View All Articles

Eating healthy on a budget: You can make it work!

March 26, 2013

With a family of five, two of which are high school boys, our food dollars need to stretch as much as possible. We literally go through 4-5 gallons of milk in a week – and the reason it stops at that amount is because my limited ability to keep up with the demand. It can be difficult to meet budget restraints with a growing family, but there are ways to make it work. It takes some time and planning, but given the right tools, you can make it work for your family.

I have enlisted advice from some great websites, in addition to a few of my own tricks to meet our food budget on a weekly basis.

Start with knowing where to start

Have everyone in the family track their expenses for a month. Place all of your food receipts into a jar. Include everything, restaurant, school lunches, snacks and grocery trips. Don’t forget the stops at the coffee shop or 7-eleven. At the end of the month put the receipts into stacks to find out where the money is being spent. Identify the places you can make a change (dine out less often, less coffee stops, etc.). Scrutinize your grocery receipts. Go through and highlight all the “junk” foods or unnecessary purchases. Are there chips, soda, candy or gum that can be eliminated from the bill? Add them up to see if you can find some savings.

Set your budget

Plan a set budget for weekly shopping excursions (that’s right weekly). Shopping daily can really add up. If you are stopping on the way home for your dinner that means two things: you have not pre-planned your menu and it makes it easier to “opt out” of cooking and go for the quick food pick up, it's more difficult to make a good decision when you're in a hurry (and/or hungry!). Shopping daily leads to impulse buying and to a higher grocery bill in the end. Starting with a budget forces you to keep food purchases within a planned amount. I found a great website that helps you spend smart and eat smart and has helped to guide my food purchasing budget.

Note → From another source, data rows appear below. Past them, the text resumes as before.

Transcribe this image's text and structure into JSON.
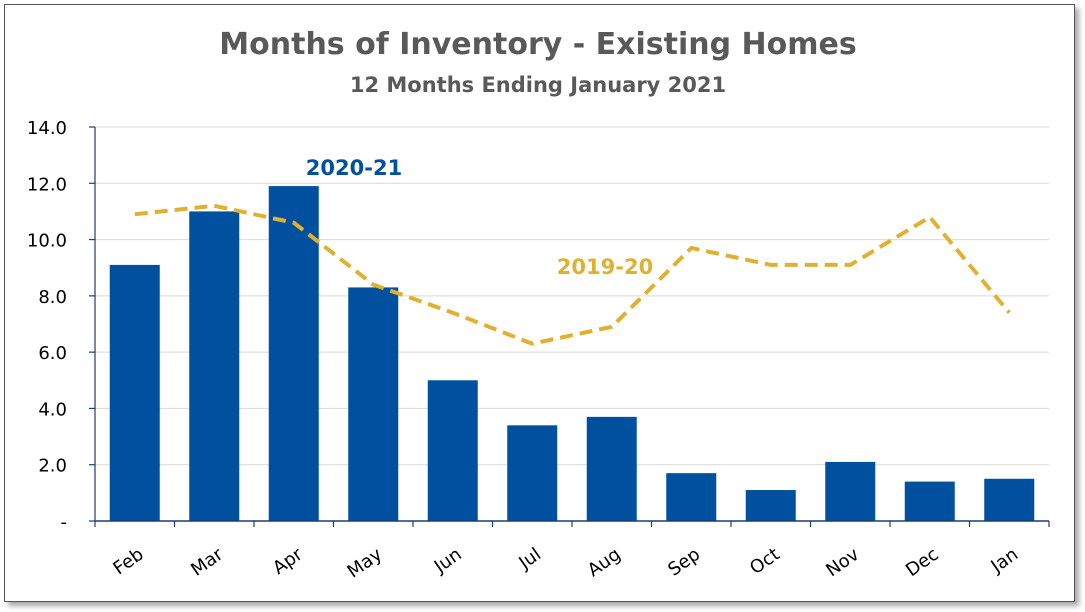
{
  "chart_data": {
    "type": "bar",
    "title": "Months of Inventory - Existing Homes",
    "subtitle": "12 Months Ending January 2021",
    "categories": [
      "Feb",
      "Mar",
      "Apr",
      "May",
      "Jun",
      "Jul",
      "Aug",
      "Sep",
      "Oct",
      "Nov",
      "Dec",
      "Jan"
    ],
    "series": [
      {
        "name": "2020-21",
        "type": "bar",
        "color": "#0050A0",
        "values": [
          9.1,
          11.0,
          11.9,
          8.3,
          5.0,
          3.4,
          3.7,
          1.7,
          1.1,
          2.1,
          1.4,
          1.5
        ]
      },
      {
        "name": "2019-20",
        "type": "line",
        "style": "dashed",
        "color": "#E0B030",
        "values": [
          10.9,
          11.2,
          10.6,
          8.4,
          7.4,
          6.3,
          6.9,
          9.7,
          9.1,
          9.1,
          10.8,
          7.4
        ]
      }
    ],
    "ylim": [
      0,
      14
    ],
    "yticks": [
      0,
      2,
      4,
      6,
      8,
      10,
      12,
      14
    ],
    "ytick_labels": [
      "-",
      "2.0",
      "4.0",
      "6.0",
      "8.0",
      "10.0",
      "12.0",
      "14.0"
    ],
    "xlabel": "",
    "ylabel": "",
    "grid": true,
    "legend": "inline labels"
  }
}
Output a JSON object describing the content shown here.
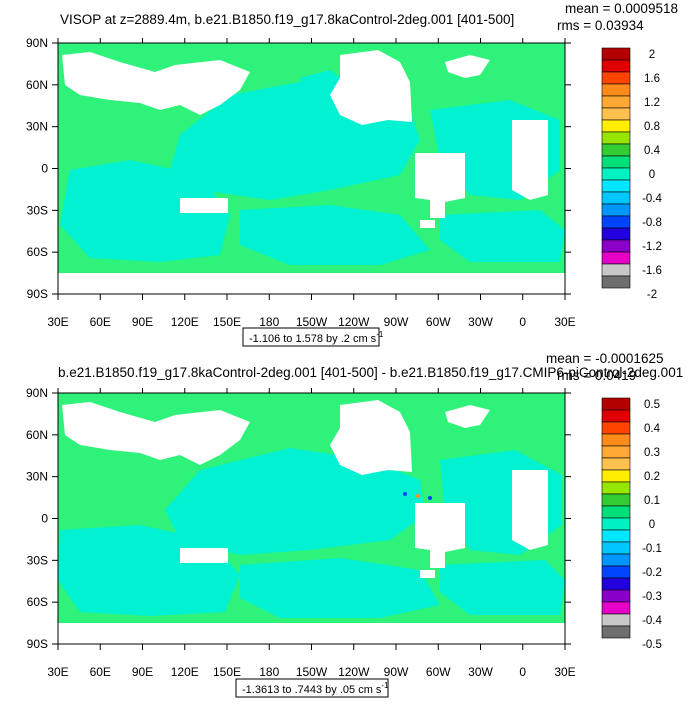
{
  "panels": [
    {
      "title": "VISOP at z=2889.4m, b.e21.B1850.f19_g17.8kaControl-2deg.001 [401-500]",
      "stats": {
        "mean": "mean = 0.0009518",
        "rms": "rms = 0.03934"
      },
      "range_label": {
        "text": "-1.106 to 1.578 by .2 cm s",
        "sup": "-1"
      },
      "colorbar": {
        "labels": [
          "2",
          "1.6",
          "1.2",
          "0.8",
          "0.4",
          "0",
          "-0.4",
          "-0.8",
          "-1.2",
          "-1.6",
          "-2"
        ],
        "colors": [
          "#b30000",
          "#e00000",
          "#ff4400",
          "#ff8c1a",
          "#ffa833",
          "#ffc14d",
          "#ffee00",
          "#96e600",
          "#33cc33",
          "#00e07a",
          "#00f2c2",
          "#00e6ff",
          "#00c8ff",
          "#0096ff",
          "#0044ff",
          "#2200dd",
          "#8b00c8",
          "#e600c8",
          "#c8c8c8",
          "#6e6e6e"
        ]
      }
    },
    {
      "title": "b.e21.B1850.f19_g17.8kaControl-2deg.001 [401-500] - b.e21.B1850.f19_g17.CMIP6-piControl-2deg.001",
      "stats": {
        "mean": "mean = -0.0001625",
        "rms": "rms = 0.0419"
      },
      "range_label": {
        "text": "-1.3613 to .7443 by .05 cm s",
        "sup": "-1"
      },
      "colorbar": {
        "labels": [
          "0.5",
          "0.4",
          "0.3",
          "0.2",
          "0.1",
          "0",
          "-0.1",
          "-0.2",
          "-0.3",
          "-0.4",
          "-0.5"
        ],
        "colors": [
          "#b30000",
          "#e00000",
          "#ff4400",
          "#ff8c1a",
          "#ffa833",
          "#ffc14d",
          "#ffee00",
          "#96e600",
          "#33cc33",
          "#00e07a",
          "#00f2c2",
          "#00e6ff",
          "#00c8ff",
          "#0096ff",
          "#0044ff",
          "#2200dd",
          "#8b00c8",
          "#e600c8",
          "#c8c8c8",
          "#6e6e6e"
        ]
      }
    }
  ],
  "axes": {
    "x_ticks": [
      "30E",
      "60E",
      "90E",
      "120E",
      "150E",
      "180",
      "150W",
      "120W",
      "90W",
      "60W",
      "30W",
      "0",
      "30E"
    ],
    "y_ticks": [
      "90N",
      "60N",
      "30N",
      "0",
      "30S",
      "60S",
      "90S"
    ]
  },
  "colors": {
    "green": "#2ef27a",
    "cyan": "#00f2d2",
    "land": "#ffffff"
  },
  "chart_data": [
    {
      "type": "heatmap",
      "title": "VISOP at z=2889.4m, b.e21.B1850.f19_g17.8kaControl-2deg.001 [401-500]",
      "xlabel": "",
      "ylabel": "",
      "xlim": [
        30,
        390
      ],
      "ylim": [
        -90,
        90
      ],
      "x_tick_labels": [
        "30E",
        "60E",
        "90E",
        "120E",
        "150E",
        "180",
        "150W",
        "120W",
        "90W",
        "60W",
        "30W",
        "0",
        "30E"
      ],
      "y_tick_labels": [
        "90N",
        "60N",
        "30N",
        "0",
        "30S",
        "60S",
        "90S"
      ],
      "value_range": [
        -1.106,
        1.578
      ],
      "contour_interval": 0.2,
      "units": "cm s-1",
      "mean": 0.0009518,
      "rms": 0.03934,
      "colorbar_levels": [
        2,
        1.6,
        1.2,
        0.8,
        0.4,
        0,
        -0.4,
        -0.8,
        -1.2,
        -1.6,
        -2
      ],
      "dominant_classes": [
        "0 to 0.2 (green)",
        "-0.2 to 0 (cyan)"
      ]
    },
    {
      "type": "heatmap",
      "title": "b.e21.B1850.f19_g17.8kaControl-2deg.001 [401-500] - b.e21.B1850.f19_g17.CMIP6-piControl-2deg.001",
      "xlabel": "",
      "ylabel": "",
      "xlim": [
        30,
        390
      ],
      "ylim": [
        -90,
        90
      ],
      "x_tick_labels": [
        "30E",
        "60E",
        "90E",
        "120E",
        "150E",
        "180",
        "150W",
        "120W",
        "90W",
        "60W",
        "30W",
        "0",
        "30E"
      ],
      "y_tick_labels": [
        "90N",
        "60N",
        "30N",
        "0",
        "30S",
        "60S",
        "90S"
      ],
      "value_range": [
        -1.3613,
        0.7443
      ],
      "contour_interval": 0.05,
      "units": "cm s-1",
      "mean": -0.0001625,
      "rms": 0.0419,
      "colorbar_levels": [
        0.5,
        0.4,
        0.3,
        0.2,
        0.1,
        0,
        -0.1,
        -0.2,
        -0.3,
        -0.4,
        -0.5
      ],
      "dominant_classes": [
        "0 to 0.05 (green)",
        "-0.05 to 0 (cyan)"
      ]
    }
  ]
}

Based on the ages and gender of the people in my family, I am to spend $222/week. Now that the budget is set, it is time to decide what to buy.

Start a grocery list

You know where to make some changes already from scrutinizing your receipts. Check what you already have on hand and try to use that up or include it in your menu for the next week. Plan the menu to make sure your family will eat it. I cannot tell you how many times I have tried a recipe that I thought looked good to be the only one eating it at the end of the day. Get input from the family to be sure they are invested in the menu.

I have found a great site, Food on the Table, that helps me to plan my menus for the week. I have had great success because I have selected the “quick & easy” and “heart healthy” recipes, which ensures my recipe selections are the type that meets my needs. The program provides print outs for the recipes and shopping lists, which makes it simple to do the shopping after I’ve picked out 2 or 3 new recipes. And so far, there have been rave reviews at the Cooper house for the new menu! So it serves a double purpose—I’ve saved on grocery bills because I am only buying the ingredients listed and I’ve diversified our home menu. Once the menu is down, I round out the list with fruits, vegetables and non-fat dairy. I try to include nonfat milk, yogurts, low fat cottage cheese, and cheese sticks. Shopping for the fruits/vegetables at the local farmers market can be economical, especially when selecting produce in-season.

A key to the money saving is the grocery list. Sticking to the list helps to save at the store. I have found that the spontaneous purchases are the ones that add up quickly. I don’t pick up a BOGO unless it is a product we use regularly. Using coupons also helps to save some pennies, just make sure you are picking products you use on a regular basis and not falling into the trap of adding more to your grocery list.

Price shop

Some people shop bargains between stores and shop based on store sales. Others pick a store and price compare at the store. Always check prices between brands – many times the store brand is the best bargain and is an acceptable product. I shop based on quality and price. I buy my produce and milk from my local grocery store, while the packaged items I buy at a discount store.

A few last helpful tips…make shopping easier by organizing your list according to store layout. Avoid shopping when you’re hungry; shop when the store isn’t crowded and leave the kids at home –my grocery bill is always higher when they come along to "help."

It takes some practice to meet your budget on a weekly basis, but don’t give up! Practice and soon you will have your own method for saving money at the grocery store.